10- “Kuran’da yasak olmayan her şey serbesttir” (yanlış her şey haram değildir) ilkesini savunduğum için canlı resminin, tavlanın, maç izlemenin (erkeklerin baldırına bakmanın)… haram kılınmadığını savunmama karşın bunların ve daha birçok şeyin kitaplarında haram olduğunu savunuyor (program süresi bunları açıklama yetmedi).

Kısacası tartıştığımız konu magazinsel bir konu değil. Deve idrarını masaya, Allah’ın dinine sokulan bir akılsızlık ifşa olsun ve bu zihinlere kazınsın diye koydum. (Aslında namaz kılmayanların öldürülmesi veya hapsedilmesi çok daha dehşet verici…) Cihadla ilgili yazıda belirttiğiniz gibi “İŞİD belası” değil de “İslam uygarlığı”nın ortaya çıkması için Allah’ın dinini “uydurulan din”den ayırmak zorundayız.
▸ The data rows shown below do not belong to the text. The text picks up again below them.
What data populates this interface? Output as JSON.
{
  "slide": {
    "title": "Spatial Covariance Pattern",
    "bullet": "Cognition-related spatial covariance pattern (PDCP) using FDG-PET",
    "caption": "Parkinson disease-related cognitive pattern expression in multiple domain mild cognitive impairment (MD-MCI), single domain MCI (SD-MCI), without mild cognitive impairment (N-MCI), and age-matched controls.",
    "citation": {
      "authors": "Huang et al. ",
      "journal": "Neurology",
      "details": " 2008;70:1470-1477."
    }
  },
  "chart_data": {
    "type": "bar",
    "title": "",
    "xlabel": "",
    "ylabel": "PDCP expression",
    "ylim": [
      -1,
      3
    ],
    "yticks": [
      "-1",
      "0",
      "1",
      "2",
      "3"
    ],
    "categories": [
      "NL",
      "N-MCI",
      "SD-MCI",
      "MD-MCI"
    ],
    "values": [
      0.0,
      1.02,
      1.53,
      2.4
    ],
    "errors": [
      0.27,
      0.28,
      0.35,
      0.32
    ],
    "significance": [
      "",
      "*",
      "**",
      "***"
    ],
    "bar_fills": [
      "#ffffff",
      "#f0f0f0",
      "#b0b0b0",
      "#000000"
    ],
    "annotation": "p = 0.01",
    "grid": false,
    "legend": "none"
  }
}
Kuran’ı dışlayan, Allah’a ve Peygamberimize birçok iftirayı “din” diye sunan, akıl düşmanı, bilim düşmanı, sanat düşmanı, kadın düşmanı ve gereksiz detaylara boğulmuş bu “uydurma din” ile İslam medeniyeti nereye gidebilir? Kudüs’teki perişanlığımız, zihni bu hurafelerle inşa edilen ve akıl ile bilime uzak nesillerle ne kadar giderilebilir? Zaten bu duruma düşmemizin bir sebebi de bu kafa yapısı değil mi?